Illuminati celebrate election victory
Just hours after his re-election, Obama was taken in a black helicopter to Illuminati headquarters where he was greeted with applause and a banner saying ‘Way to go, mind-control puppet!’
An Illuminati spokesman said: “This is a great moment for America, or as it will soon be known, Population Containment Area 2.
“With Obama back in power we can continue our secret project to enslave humanity and put Illuminati symbols in obscure places where they will only be noticed by conspiracy wingnuts.
“We’ll probably force everyone to be tattooed with a barcode too, although that’s less of an issue now that all their personal details are on Facebook.”

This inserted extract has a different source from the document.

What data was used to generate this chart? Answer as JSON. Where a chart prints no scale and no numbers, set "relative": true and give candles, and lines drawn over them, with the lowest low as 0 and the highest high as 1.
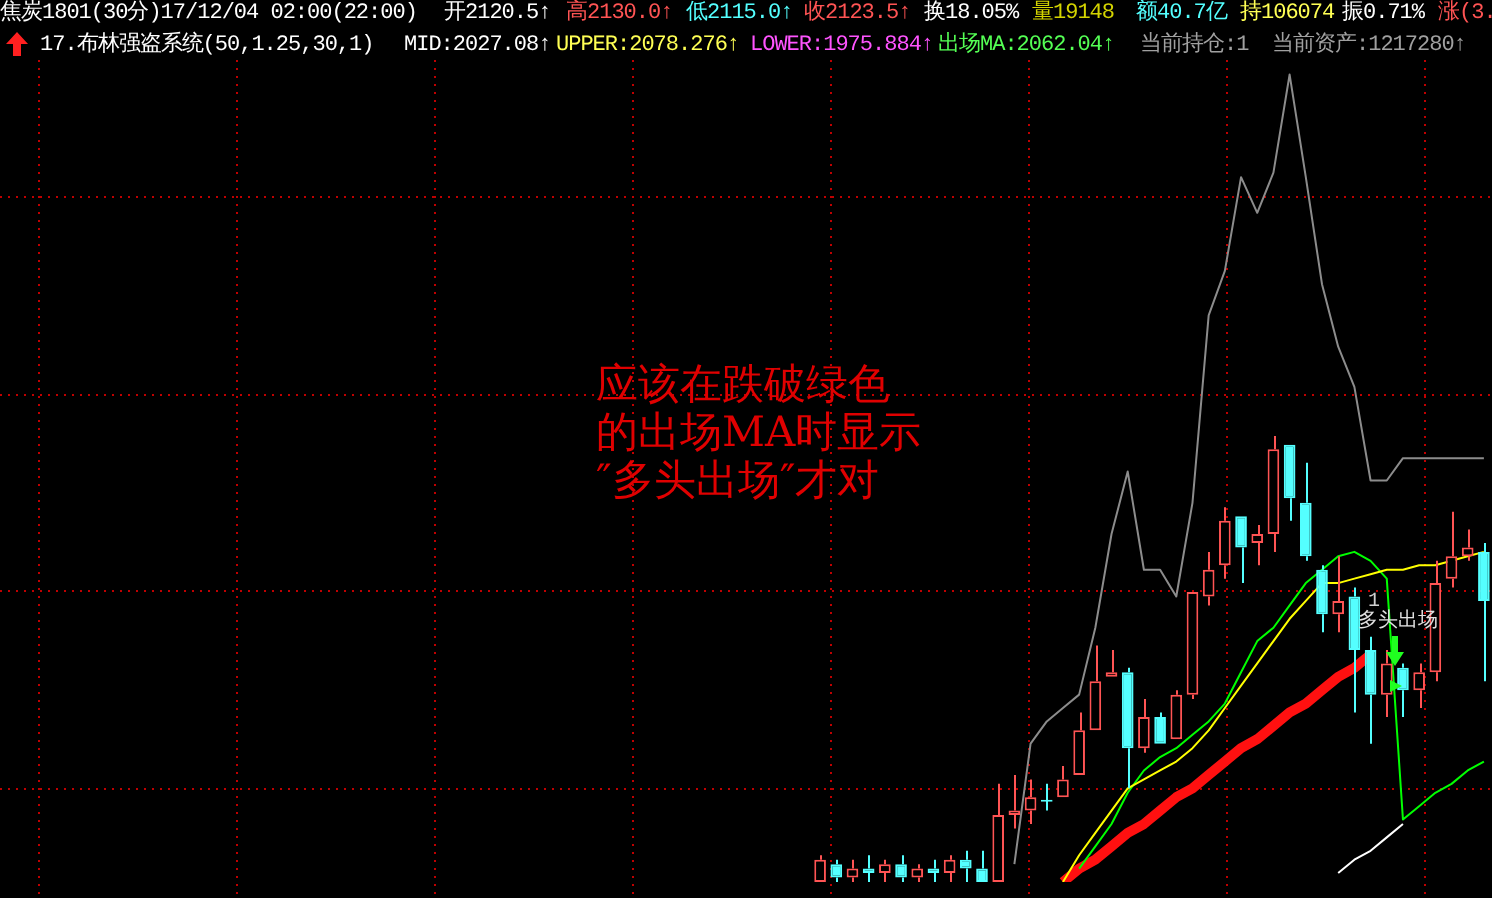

Obama has dismissed the Illuminati’s existence as “conspiracy theory nonsense”, saying he wanted to concentrate on real issues such as the economy, healthcare and compulsory microchips for all Americans.
He said: “My proposal to make ownership of tin foil a capital offence has nothing to do with its microwave-blocking properties. I just happen to think clingfilm keeps your sandwiches fresher.”
Democrat voter Carolyn Ryan said: “As a liberal, I’m a bit disappointed that a vote for Obama was a vote for a secret network of concentration camps to exterminate undesirable elements in society.
“Still, anything’s better than Romney. Four more years!”